Lori Dickerson: That’s a great segue, Clyde. I appreciate that. We certainly talk about engaging your patients as our first segment of this article. We talk about the core treatments: triple therapy with an ACEI/ARB or Entresto plus an evidence-based beta-blocker, and aldosterone antagonist. We have a nice graphic here to talk about that standard triple therapy.
One of the things that I thought was really interesting that we came across was – it is a statistic, but – to talk about that the risk of hospitalization or death goes up for these patients who take fewer than 80% of doses over a year. That seems like a really high number to me. It’s a powerful statistic, especially for patients who were taking up to 10 meds a day.
I agree with not wanting to throw numbers to your patients, but in terms of helping them understand daily adherence, do you think that sharing this sort of information is helpful, or is it really just about us us understanding where that threshold is?
Clyde Yancy: You know, I think this kind of information empowers the practitioner to understand just how important the adherence message is.
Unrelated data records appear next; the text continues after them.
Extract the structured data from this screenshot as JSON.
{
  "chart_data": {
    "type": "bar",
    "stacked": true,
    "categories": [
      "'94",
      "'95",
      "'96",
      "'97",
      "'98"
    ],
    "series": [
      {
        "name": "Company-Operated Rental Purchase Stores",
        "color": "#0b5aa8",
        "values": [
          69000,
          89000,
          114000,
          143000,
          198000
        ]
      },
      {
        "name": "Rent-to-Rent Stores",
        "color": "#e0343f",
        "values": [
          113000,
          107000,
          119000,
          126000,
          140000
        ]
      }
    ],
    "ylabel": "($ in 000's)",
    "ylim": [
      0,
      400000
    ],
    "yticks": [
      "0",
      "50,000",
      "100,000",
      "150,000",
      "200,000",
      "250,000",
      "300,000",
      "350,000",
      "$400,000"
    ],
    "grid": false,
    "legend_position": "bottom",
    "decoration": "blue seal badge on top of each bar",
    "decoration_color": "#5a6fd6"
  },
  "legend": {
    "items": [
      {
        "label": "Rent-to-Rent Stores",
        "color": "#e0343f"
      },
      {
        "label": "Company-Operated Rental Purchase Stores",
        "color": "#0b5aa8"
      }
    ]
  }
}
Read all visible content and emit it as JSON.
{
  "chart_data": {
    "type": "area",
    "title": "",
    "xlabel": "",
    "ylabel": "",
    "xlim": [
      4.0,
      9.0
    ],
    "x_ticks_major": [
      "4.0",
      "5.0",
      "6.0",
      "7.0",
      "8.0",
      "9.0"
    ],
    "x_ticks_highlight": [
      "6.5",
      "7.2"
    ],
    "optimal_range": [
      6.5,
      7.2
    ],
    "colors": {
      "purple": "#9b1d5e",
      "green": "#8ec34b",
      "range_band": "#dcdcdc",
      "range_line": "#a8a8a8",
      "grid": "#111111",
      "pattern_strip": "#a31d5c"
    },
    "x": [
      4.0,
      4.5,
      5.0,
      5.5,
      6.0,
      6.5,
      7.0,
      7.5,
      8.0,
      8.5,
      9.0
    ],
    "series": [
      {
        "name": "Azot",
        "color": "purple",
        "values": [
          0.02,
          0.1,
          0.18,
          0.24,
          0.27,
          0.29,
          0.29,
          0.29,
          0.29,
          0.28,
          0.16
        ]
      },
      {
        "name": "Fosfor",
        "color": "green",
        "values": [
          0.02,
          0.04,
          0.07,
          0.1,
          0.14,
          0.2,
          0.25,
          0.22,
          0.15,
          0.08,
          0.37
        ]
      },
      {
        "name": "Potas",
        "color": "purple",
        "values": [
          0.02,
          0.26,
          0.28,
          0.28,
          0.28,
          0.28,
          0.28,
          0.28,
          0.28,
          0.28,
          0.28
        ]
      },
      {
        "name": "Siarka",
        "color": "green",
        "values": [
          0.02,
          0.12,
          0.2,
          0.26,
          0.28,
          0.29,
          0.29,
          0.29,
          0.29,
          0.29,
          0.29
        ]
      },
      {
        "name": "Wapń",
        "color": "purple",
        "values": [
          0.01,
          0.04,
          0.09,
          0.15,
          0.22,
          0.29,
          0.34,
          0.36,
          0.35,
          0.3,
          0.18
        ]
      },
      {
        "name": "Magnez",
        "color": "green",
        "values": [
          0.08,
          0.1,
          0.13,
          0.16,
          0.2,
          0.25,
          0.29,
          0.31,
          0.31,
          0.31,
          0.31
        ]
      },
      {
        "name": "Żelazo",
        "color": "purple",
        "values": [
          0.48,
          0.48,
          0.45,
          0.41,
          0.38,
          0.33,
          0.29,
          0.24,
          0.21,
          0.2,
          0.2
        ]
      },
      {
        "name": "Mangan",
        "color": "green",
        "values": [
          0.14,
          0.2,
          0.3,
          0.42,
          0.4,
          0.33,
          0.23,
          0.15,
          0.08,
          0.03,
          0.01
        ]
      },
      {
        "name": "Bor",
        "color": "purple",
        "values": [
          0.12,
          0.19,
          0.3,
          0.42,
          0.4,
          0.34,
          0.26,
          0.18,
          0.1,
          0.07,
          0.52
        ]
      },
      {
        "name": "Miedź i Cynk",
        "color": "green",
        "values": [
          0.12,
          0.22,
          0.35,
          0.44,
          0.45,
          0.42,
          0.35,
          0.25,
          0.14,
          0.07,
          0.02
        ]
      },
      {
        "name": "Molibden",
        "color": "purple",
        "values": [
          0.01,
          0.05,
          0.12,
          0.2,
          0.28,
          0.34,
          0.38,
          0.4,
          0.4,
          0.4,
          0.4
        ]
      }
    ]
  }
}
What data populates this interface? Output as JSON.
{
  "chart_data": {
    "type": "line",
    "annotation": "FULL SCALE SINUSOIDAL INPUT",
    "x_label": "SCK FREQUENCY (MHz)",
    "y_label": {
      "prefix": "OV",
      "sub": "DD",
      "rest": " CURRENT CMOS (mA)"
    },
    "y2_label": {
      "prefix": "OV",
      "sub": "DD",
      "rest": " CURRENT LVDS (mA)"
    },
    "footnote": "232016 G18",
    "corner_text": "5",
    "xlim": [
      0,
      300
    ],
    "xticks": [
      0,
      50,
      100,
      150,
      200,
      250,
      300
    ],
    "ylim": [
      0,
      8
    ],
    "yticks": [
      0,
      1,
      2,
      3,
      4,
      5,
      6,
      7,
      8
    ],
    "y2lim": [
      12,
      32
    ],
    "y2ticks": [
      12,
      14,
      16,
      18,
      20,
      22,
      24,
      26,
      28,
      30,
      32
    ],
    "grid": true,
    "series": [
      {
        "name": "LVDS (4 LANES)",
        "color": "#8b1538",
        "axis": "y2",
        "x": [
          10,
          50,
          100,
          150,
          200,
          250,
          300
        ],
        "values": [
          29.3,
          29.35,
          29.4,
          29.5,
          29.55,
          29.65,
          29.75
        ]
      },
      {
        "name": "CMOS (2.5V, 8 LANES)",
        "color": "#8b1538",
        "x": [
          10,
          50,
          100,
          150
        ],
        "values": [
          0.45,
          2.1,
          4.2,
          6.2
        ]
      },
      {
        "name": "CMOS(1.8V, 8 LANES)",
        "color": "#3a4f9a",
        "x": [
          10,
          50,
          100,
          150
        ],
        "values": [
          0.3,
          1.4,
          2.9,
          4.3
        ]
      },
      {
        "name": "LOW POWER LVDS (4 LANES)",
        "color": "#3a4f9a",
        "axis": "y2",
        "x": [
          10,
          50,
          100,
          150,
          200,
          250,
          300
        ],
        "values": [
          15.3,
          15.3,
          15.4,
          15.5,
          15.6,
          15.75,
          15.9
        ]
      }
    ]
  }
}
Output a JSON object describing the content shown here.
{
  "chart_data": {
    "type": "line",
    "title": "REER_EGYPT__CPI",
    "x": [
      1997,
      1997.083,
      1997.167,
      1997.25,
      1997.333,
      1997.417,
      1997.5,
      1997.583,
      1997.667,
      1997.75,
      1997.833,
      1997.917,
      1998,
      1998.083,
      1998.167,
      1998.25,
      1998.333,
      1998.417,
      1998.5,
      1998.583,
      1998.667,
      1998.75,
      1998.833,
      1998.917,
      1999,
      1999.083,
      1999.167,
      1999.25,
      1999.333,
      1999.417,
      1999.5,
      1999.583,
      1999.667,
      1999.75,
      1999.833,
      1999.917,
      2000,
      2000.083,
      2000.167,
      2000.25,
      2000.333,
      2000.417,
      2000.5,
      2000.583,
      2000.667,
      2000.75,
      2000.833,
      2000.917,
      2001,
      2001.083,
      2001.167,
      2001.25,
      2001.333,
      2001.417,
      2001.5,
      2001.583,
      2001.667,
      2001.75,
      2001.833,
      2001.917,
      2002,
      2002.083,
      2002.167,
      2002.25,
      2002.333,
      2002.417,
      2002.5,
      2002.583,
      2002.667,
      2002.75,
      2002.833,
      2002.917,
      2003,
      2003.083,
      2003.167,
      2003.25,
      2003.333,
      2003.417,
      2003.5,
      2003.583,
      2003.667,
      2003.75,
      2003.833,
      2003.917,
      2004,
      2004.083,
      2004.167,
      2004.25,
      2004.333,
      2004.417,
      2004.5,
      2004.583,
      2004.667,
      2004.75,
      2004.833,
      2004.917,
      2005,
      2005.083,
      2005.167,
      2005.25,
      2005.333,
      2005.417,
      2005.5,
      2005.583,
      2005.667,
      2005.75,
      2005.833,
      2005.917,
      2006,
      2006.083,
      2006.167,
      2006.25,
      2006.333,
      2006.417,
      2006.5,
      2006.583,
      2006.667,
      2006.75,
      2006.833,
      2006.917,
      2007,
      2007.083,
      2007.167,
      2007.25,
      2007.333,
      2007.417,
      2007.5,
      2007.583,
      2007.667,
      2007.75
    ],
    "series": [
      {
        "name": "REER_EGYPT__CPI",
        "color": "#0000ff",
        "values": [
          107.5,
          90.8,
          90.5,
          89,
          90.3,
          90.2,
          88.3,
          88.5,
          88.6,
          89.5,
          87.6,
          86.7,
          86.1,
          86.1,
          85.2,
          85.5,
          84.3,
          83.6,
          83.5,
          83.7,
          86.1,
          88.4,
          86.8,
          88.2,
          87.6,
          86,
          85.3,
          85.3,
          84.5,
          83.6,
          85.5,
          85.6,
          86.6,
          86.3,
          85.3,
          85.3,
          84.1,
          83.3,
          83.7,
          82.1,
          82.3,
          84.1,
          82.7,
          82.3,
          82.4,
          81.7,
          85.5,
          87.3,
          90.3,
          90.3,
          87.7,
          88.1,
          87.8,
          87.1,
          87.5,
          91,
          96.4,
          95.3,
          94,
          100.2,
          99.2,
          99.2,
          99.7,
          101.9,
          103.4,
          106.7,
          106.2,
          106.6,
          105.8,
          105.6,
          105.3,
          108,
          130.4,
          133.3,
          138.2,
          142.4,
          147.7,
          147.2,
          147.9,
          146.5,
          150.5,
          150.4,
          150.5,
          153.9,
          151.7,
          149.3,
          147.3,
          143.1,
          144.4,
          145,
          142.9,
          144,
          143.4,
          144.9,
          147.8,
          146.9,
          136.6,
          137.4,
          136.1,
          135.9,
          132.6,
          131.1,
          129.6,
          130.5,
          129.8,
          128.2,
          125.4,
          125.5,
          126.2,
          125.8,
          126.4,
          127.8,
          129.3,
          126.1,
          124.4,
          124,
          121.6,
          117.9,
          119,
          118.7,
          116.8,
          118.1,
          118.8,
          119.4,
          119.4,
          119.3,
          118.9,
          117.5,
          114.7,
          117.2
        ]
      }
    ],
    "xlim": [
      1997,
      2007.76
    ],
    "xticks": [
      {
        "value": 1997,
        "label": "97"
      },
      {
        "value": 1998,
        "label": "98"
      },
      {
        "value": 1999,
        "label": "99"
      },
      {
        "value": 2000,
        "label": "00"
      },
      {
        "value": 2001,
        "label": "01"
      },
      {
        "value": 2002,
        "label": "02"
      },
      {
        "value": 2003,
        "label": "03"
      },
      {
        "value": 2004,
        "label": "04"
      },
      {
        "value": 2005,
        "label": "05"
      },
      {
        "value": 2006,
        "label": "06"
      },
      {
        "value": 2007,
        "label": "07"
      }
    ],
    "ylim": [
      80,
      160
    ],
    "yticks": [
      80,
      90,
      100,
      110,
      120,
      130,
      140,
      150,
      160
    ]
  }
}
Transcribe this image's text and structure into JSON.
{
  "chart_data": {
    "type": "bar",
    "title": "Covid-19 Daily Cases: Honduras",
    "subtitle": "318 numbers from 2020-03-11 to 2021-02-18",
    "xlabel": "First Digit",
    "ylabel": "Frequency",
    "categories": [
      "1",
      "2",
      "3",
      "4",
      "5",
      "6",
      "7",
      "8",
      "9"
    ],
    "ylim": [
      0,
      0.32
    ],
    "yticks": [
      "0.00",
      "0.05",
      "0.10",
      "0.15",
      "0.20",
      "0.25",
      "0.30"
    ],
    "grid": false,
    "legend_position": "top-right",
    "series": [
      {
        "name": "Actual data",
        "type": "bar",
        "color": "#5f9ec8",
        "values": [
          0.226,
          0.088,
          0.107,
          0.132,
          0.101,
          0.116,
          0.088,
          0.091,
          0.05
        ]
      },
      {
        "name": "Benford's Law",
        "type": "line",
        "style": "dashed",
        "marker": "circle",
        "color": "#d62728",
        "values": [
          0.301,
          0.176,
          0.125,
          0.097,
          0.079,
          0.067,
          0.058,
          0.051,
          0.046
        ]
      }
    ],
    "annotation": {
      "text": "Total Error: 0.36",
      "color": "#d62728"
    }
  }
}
But what’s striking to me, Lori, is that I look at the graphic that we have in front of us, and I’ve juxtaposed that with the landmark data from the CHAMP-HF registry that says that in contemporary practice, where practitioners, physicians, cardiologists know that they’re participating in a quality improvement initiative, only 25% of patients are taking one of each drug from the triple-drug category that you just demonstrated on the graphic. And then, only 1% are taking one of each of those drug classes at the recommended doses. That is the ultimate pause moment. The juxtaposition that with the requirement that you need to be 80% adherent in order to have best possible outcomes? That’s not just a gap, Lori. That’s a gulf.
There is really a necessity for us to completely recalibrate. And by the way, what happens when this standard triple-therapy treatment becomes quadruple therapy because of the emerging and incredibly persuasive data of the sodium glucose cotransporter 2 inhibitors? We’ve talked about that before in this very platform.
That language continues. The evidence evolves. We really do have this incredible problem where we have a wealth – and I do want to emphasize this – a wealth of evidence that we can use to change the natural risks of heart failure, and we have a paucity of interventions that will improve adherence. That’s our challenge.